The Pavilion, a toney shopping mall featuring Saks Fifth Avenue, Ungaro, Hermes, and numerous other designer boutiques, made Express Foods an offer it couldn't refuse, Schiller said.
"We had plans to do a Cafe Express location in a different market next," Schiller said, "but with the clear turn-around in the economy here, we have decided to concentrate on Houston for the immediate future."
Cafe Express is a "quality and convenience and price value" concept, Schiller said, and was opened five years ago in an office building. Average tickets at the restaurant run about $7.50 on the weekdays and as high as $10 on weekends, he said. The restaurant is serving between 500 and 700 people a day.
"We thought it would be a lunch place," he said. "But we've turned out to have a significant night business, too. It became a destination restaurant."

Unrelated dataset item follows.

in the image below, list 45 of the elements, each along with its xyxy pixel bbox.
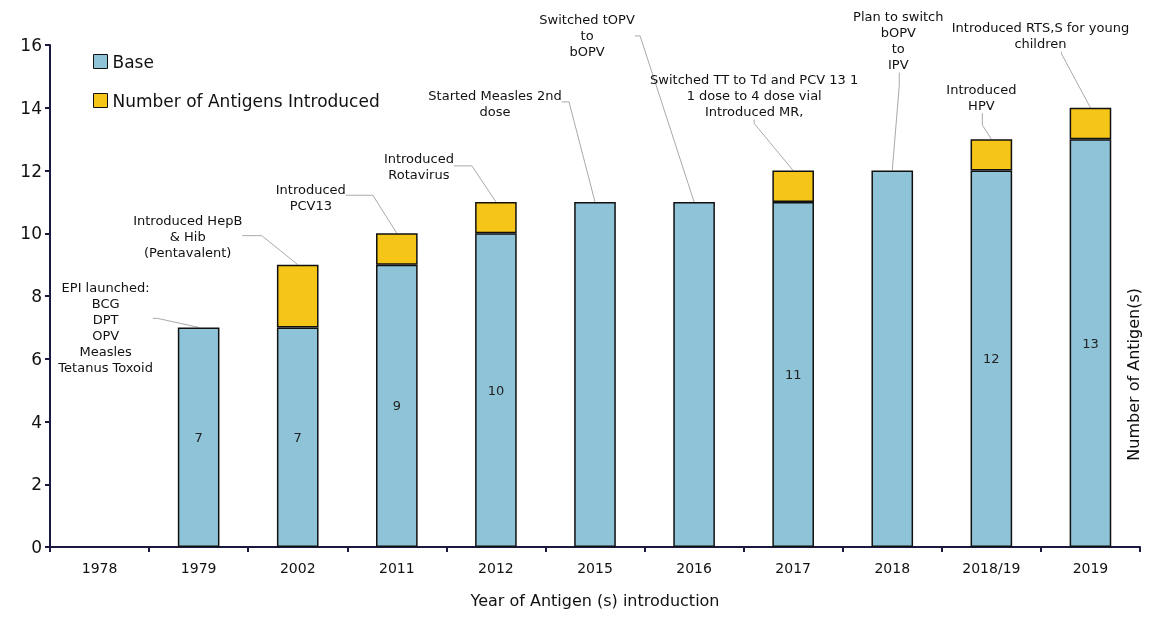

The move takes Cafe Express out of a strip center and toward "a somewhat softer and more upscale environment," he said.
The Pavilion site has 150 seats with seating outside as well as inside the mall. Other food-service tenants in The Pavilion include Sfuzzi, Houlihan's, and Hunan's.
PHOTO : The present location of Cafe Annie, an upscale Southwestern restaurant in Houston that is moving to a more `prestigious' address. Inset: Robert Del Grande, owner of Cafe Annie.